The theory is based on this article which defines an incremental framework for dialogue processing. More reading on the toolkit itself can be found here. The toolkit was written primarily by Timo Baumann, but I include it here because I use it a lot in my research. It was written in Java. I found it very intuitive to set up and use. It is easy to set up and run the demos, and it took me no more than 25 minutes to make my own modules and see them work together.

InproTK (hosted at SourceForge)


Suffix Tree Language Model (STLM)

This is written in C++. It requires xmlrpc++, protobuf, zlib, and cpptest, which are all included in the tar ball. It still has some minor bugs, but it works overall as long as you have enough memory. I also have a Java version in jar form, contact me if you are interested.

Please refer to this paper if you use it. As far as licensing goes, I make no guarantees whatsoever, I incur no blame for anything.


This is the version of Moses that can run it directly. When running configure, use --with-stlm=/path/to/stlm and then make as usual. The language model ID is 10. It should all be set to be used in the experiment management system.

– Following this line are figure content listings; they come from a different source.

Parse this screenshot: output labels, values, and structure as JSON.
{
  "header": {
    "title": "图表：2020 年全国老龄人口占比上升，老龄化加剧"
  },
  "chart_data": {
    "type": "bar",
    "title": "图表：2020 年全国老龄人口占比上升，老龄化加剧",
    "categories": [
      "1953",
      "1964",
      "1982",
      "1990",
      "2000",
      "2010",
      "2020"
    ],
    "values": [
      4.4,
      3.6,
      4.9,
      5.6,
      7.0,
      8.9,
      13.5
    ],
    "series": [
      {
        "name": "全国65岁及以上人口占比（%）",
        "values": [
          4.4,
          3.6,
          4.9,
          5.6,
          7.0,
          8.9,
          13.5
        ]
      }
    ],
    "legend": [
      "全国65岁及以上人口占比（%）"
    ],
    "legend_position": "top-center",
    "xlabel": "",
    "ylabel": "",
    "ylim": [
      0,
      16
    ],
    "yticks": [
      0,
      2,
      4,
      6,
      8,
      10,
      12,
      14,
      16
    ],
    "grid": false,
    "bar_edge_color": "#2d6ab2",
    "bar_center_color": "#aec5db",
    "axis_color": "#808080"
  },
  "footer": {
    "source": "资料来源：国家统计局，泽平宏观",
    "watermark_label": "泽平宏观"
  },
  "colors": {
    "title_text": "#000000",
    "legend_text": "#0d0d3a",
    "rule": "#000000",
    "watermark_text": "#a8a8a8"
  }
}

Troubleshooting: If you get a SEGFAULT at program invocation on the ./bin/stlm binary, comment out line number 25 in Text.cpp (vocba[ROOT] = index++).


Multiple-Infer Alchemy

This is a version of Alchemy (Markov Logic Network) that can be invoked once, then queried multiple times via an xmlrpc service. After downloading, run make in the src folder, as usual. Then invoke infer with normal arguments, including the query parameters and the evidence file. It will always read from the same evidence file, so that file will need to be updated every time you invoke infer. You can set the port with the -port flag.

Below is a sample python client that can tell the server to run inference. The service returns the results to the client, which is then printed out. There is a simple markup in the results to help with parsing.

import xmlrpclib
proxy = xmlrpclib.ServerProxy("http://localhost:3001")
print proxy.infer([True])

The [True] parameter tells it to renew the evidence to the original trained mln file (as specified when infer was invoked). False, then, would keep all evidence up until that point (not really well tested). Note that it does take quite a bit of memory. I had a trained mln file that was pretty large (took about 30 seconds to load), and was able to run inference on it about one thousand times before it ran out of memory. It's enough for me, so I'm not going to spend any more time with it.